User Generated Content (“UGC”) is content that end-users publish on the Internet, e.g., in the form of blogs, groups, public mailing lists, Q & A services, product reviews, message boards, forums and podcasts, among other types of content. The UGC is available at any number of web locations that allow for users to enter this information. Some web locations are well known UGC-based sites, such as “Wikis” or forums or chat rooms, for example. In utilizing the Internet, UGC is media content that is typically publicly available and produced by end-users, which can be relevant to searching results requested using web-based search engines.
There are existing, but limited, search engines providing searching to UGC-specific web locations. For example, the Google Blog search is a specialized search exclusively on blog data. Another example is Yahoo message board search which specializes on message board data. But these are specialized search engines for UGC-only content.
There are many well-known existing web searching techniques, where these techniques perform searching operations relating to searching general web content, where the general web content does not necessarily include user generated content. Rather, the existing searching techniques typically quantify a more static collection of web-based data at various data locations for the search operations. Based on the exclusion of UGC from search results, the results generated by the existing searching engines are missing relevant information in the results.

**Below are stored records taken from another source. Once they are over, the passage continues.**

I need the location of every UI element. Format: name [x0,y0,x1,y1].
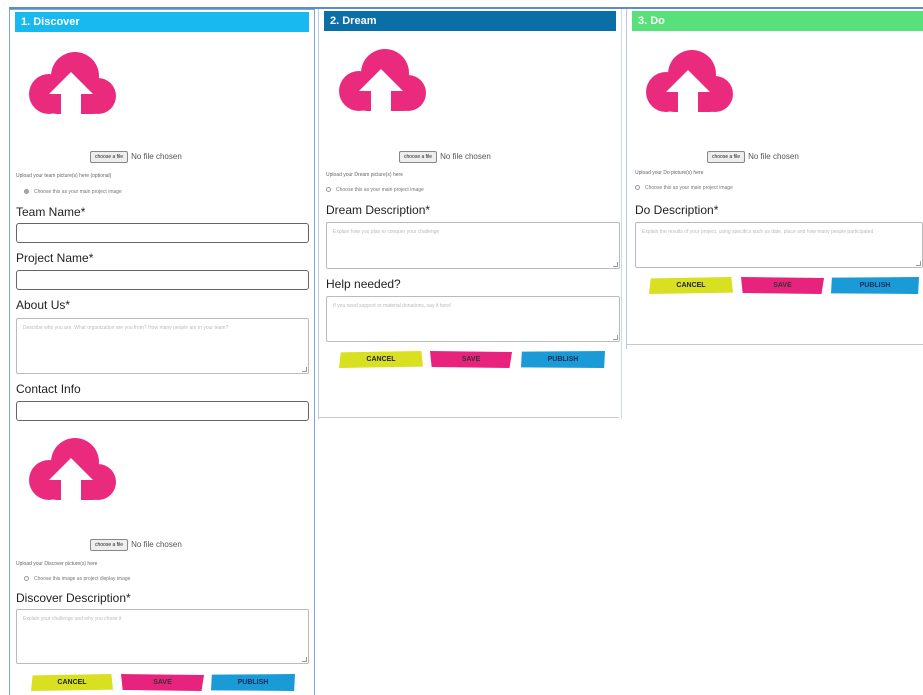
publish-button[interactable]: PUBLISH [211,674,295,691]
main-image-radio[interactable]: Choose this as your main project image [326,187,424,193]
file-status: No file chosen [440,152,491,162]
choose-file-button[interactable]: choose a file [90,151,129,163]
choose-file-button[interactable]: choose a file [399,151,438,163]
cloud-upload-icon[interactable] [23,48,119,128]
resize-grip[interactable] [302,657,307,662]
dream-panel: 2. Dream choose a file No file chosen Upl… [318,9,622,419]
discover-panel: 1. Discover choose a file No file chosen … [9,9,315,695]
file-status: No file chosen [748,152,799,162]
cloud-upload-icon[interactable] [23,434,119,514]
radio-label: Choose this as your main project image [645,185,733,191]
save-button[interactable]: SAVE [121,674,204,691]
choose-file-button[interactable]: choose a file [707,151,746,163]
cancel-button[interactable]: CANCEL [649,277,733,294]
panel-bottom-edge [627,344,923,345]
help-needed-placeholder: If you need support or material donation… [333,303,452,309]
discover-team-file-row: choose a file No file chosen [90,151,182,163]
project-name-label: Project Name* [16,251,94,265]
cloud-upload-icon[interactable] [333,45,429,125]
panel-bottom-edge [319,417,619,418]
do-header: 3. Do [632,11,923,31]
discover-description-label: Discover Description* [16,591,131,605]
project-name-input[interactable] [16,270,309,290]
save-button[interactable]: SAVE [741,277,824,294]
cancel-button[interactable]: CANCEL [31,674,113,691]
radio-dot[interactable] [24,189,29,195]
publish-button[interactable]: PUBLISH [831,277,919,294]
do-panel: 3. Do choose a file No file chosen Upload… [626,9,923,349]
dream-header: 2. Dream [324,11,616,31]
discover-upload-hint: Upload your Discover picture(s) here [16,561,98,567]
about-us-placeholder: Describe who you are. What organization … [23,325,229,331]
radio-label: Choose this as your main project image [34,189,122,195]
discover-file-row: choose a file No file chosen [90,539,182,551]
resize-grip[interactable] [613,335,618,340]
cloud-upload-icon[interactable] [640,46,736,126]
dream-description-textarea[interactable]: Explain how you plan to conquer your cha… [326,222,620,269]
dream-upload-hint: Upload your Dream picture(s) here [326,172,403,178]
do-description-textarea[interactable]: Explain the results of your project, usi… [635,222,923,268]
radio-label: Choose this as your main project image [336,187,424,193]
team-name-label: Team Name* [16,205,86,219]
discover-header: 1. Discover [15,12,309,32]
file-status: No file chosen [131,152,182,162]
cancel-button[interactable]: CANCEL [339,351,423,368]
resize-grip[interactable] [916,261,921,266]
radio-dot[interactable] [24,576,29,582]
do-file-row: choose a file No file chosen [707,151,799,163]
do-upload-hint: Upload your Do picture(s) here [635,170,704,176]
help-needed-textarea[interactable]: If you need support or material donation… [326,296,620,342]
resize-grip[interactable] [613,262,618,267]
radio-dot[interactable] [635,185,640,191]
publish-button[interactable]: PUBLISH [521,351,605,368]
contact-info-label: Contact Info [16,382,81,396]
do-description-placeholder: Explain the results of your project, usi… [642,229,874,235]
choose-file-button[interactable]: choose a file [90,539,129,551]
about-us-label: About Us* [16,298,71,312]
radio-dot[interactable] [326,187,331,193]
team-upload-hint: Upload your team picture(s) here (option… [16,173,112,179]
main-image-radio[interactable]: Choose this as your main project image [24,189,122,195]
display-image-radio[interactable]: Choose this image as project display ima… [24,576,130,582]
main-image-radio[interactable]: Choose this as your main project image [635,185,733,191]
help-needed-label: Help needed? [326,277,401,291]
radio-label: Choose this image as project display ima… [34,576,131,582]
file-status: No file chosen [131,540,182,550]
contact-info-input[interactable] [16,401,309,421]
resize-grip[interactable] [302,367,307,372]
discover-description-placeholder: Explain your challenge and why you chose… [23,616,122,622]
about-us-textarea[interactable]: Describe who you are. What organization … [16,318,309,374]
dream-description-placeholder: Explain how you plan to conquer your cha… [333,229,440,235]
dream-description-label: Dream Description* [326,203,431,217]
save-button[interactable]: SAVE [430,351,512,368]
discover-description-textarea[interactable]: Explain your challenge and why you chose… [16,609,309,664]
do-description-label: Do Description* [635,203,719,217]
team-name-input[interactable] [16,223,309,243]
page: 1. Discover choose a file No file chosen … [0,0,923,695]
dream-file-row: choose a file No file chosen [399,151,491,163]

Along with the increase in volume of UGC available on the Internet at various web locations, UGC has become a vast collection of rich information. There are a number of queries which classic web searches cannot adequately address. For example, information about digital cameras can be found on respective company websites, but consumer feedback about these products (and services), such as the “zoom freezes sometimes when the flash is on”, comes from the end users themselves. A list of restaurants in San Francisco can be found on the web with a lot of meta-data associated with each restaurant. Opinion queries, however, such as the “best Chinese restaurant”, cannot be answered without involving the users.
Typical ranking mechanisms for ranking of a document in a web search, however, are unsuitable for ranking UGC. UGC are fairly short, they generally do not have links to or from them (rendering the back-link based analysis unhelpful) and spelling mistakes are quite common. Improving search experience for users by leveraging UGC is therefore beneficial.
It thus improves search results to be able to utilize such content, analyze it and to leverage both algorithmic techniques and social interactions to identify relevant information, thereby providing good searches across such content. Accordingly, there exists a need for providing search results that include UGC and for rating the UGC with respect to search results that the search engine generates.